Make the documentation during the project is incredibly hard: partially because to document everything is pretty confusing and uneffective. All the test to understand if a board works or not. Over a certain limit it’s just try everything, even things already done or obviously wrong. The output it’s not something already finished, but something easier to reorganize in a second moment.

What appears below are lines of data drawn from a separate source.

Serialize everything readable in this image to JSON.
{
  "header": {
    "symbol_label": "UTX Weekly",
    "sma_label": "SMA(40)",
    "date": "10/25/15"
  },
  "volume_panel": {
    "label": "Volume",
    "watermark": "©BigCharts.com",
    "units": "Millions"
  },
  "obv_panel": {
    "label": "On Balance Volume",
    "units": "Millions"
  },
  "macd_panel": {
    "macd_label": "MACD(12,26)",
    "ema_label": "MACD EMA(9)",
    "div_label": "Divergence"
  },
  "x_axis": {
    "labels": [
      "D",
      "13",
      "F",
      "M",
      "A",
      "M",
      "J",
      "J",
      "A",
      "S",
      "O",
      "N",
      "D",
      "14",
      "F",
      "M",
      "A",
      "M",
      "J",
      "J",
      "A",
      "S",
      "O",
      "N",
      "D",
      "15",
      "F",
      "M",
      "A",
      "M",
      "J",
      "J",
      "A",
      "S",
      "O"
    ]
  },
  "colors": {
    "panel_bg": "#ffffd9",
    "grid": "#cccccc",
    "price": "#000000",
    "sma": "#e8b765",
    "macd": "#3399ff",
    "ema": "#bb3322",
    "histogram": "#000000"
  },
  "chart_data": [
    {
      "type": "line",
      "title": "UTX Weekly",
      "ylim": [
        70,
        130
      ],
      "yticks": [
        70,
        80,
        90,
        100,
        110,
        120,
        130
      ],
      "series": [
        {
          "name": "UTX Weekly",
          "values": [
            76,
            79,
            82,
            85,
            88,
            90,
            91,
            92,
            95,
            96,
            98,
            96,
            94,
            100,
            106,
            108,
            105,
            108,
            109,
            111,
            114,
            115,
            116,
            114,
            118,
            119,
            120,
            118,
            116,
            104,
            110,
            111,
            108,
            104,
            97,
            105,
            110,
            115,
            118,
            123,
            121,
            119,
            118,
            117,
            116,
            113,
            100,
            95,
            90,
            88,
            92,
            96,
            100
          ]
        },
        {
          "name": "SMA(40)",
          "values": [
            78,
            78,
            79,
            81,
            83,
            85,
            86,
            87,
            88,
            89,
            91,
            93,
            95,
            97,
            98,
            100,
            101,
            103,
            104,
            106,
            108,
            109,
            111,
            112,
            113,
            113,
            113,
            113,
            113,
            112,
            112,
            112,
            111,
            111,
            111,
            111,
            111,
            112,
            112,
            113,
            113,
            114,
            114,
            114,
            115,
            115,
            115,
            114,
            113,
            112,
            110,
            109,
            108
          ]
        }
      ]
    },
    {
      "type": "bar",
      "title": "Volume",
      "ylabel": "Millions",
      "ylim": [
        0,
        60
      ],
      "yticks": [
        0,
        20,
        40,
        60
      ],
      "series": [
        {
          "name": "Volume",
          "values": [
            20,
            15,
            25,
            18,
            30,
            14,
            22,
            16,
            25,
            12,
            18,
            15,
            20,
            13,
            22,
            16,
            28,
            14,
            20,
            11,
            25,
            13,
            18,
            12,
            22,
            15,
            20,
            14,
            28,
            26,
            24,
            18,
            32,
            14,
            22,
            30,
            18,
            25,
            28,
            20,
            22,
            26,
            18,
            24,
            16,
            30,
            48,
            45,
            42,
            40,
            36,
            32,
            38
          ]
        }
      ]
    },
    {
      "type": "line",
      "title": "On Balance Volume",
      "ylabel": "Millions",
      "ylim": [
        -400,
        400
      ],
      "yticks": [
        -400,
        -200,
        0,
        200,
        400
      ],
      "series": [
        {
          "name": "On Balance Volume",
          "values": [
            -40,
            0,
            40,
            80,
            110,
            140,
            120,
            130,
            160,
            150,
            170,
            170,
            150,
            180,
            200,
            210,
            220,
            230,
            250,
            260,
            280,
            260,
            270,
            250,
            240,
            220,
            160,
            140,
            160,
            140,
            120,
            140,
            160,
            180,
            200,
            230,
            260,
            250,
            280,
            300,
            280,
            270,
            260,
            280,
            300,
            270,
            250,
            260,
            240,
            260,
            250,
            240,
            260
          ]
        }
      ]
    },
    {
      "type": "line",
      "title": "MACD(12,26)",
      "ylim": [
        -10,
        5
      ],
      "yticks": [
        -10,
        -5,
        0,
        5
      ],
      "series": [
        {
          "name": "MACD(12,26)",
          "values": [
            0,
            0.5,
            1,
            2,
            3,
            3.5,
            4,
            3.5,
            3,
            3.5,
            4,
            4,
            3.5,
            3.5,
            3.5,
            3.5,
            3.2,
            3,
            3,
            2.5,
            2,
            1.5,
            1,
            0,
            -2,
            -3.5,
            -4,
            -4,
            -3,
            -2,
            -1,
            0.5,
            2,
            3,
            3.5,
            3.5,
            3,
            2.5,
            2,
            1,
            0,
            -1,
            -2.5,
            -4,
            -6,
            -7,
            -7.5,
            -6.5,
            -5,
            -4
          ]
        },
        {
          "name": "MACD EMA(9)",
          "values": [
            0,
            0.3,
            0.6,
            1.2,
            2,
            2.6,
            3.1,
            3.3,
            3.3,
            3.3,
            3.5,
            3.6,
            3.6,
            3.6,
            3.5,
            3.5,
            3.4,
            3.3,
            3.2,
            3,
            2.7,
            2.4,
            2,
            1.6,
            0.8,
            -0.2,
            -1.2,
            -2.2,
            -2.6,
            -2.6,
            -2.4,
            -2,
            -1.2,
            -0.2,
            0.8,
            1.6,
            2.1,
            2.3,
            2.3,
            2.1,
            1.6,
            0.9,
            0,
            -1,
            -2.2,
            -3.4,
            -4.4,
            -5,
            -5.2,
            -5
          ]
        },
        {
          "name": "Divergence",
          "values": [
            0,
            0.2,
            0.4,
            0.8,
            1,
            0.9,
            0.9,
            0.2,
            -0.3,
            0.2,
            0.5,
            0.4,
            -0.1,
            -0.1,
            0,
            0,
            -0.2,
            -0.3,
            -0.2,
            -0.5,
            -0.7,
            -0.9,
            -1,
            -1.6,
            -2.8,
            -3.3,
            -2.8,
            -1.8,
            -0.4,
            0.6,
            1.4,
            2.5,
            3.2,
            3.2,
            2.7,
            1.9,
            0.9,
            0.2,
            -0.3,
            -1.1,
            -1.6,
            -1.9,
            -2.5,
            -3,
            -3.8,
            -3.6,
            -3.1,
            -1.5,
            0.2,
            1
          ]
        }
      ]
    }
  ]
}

Demand- vs supply-side time management

What I noticed is that the best way to switch from demand-side to supply-side is to count the time and resources backwords from the delivery, adding intermidiate milestones. Even if it’s not always working, it helps to understand the importance to change the way we use to schedule projects.

Spiral development

I’ve never heard about it before, but it was an increadibly useful suggestion. I changed the schedule of the development, dividing it into three “spirals”. The first one was to test main processes and user interface connect to the electronics separately, to check connections, assemble process, mechanical problems, dimensional mistakes, etc. After I spot all the possible mistakes (or at least as many as possible) I moved to a second version after i took note of all the problems on the frame and i decide to redo the PCB. Still the goal of the first step was reached: test the assemble, move the components by hand, separately, test the movement of the electronic, connect temporarely electronic and mechanic together and move the axis separately. The second spiral is the actual state of the development: I connected and assembled everything together, tested G-code sender and interpreter, moved the mirrors increasing their spped and found an alternative to the original solution. The third version would have been improve new WebApp UI or make an Android IOS app to control efficiently the E3.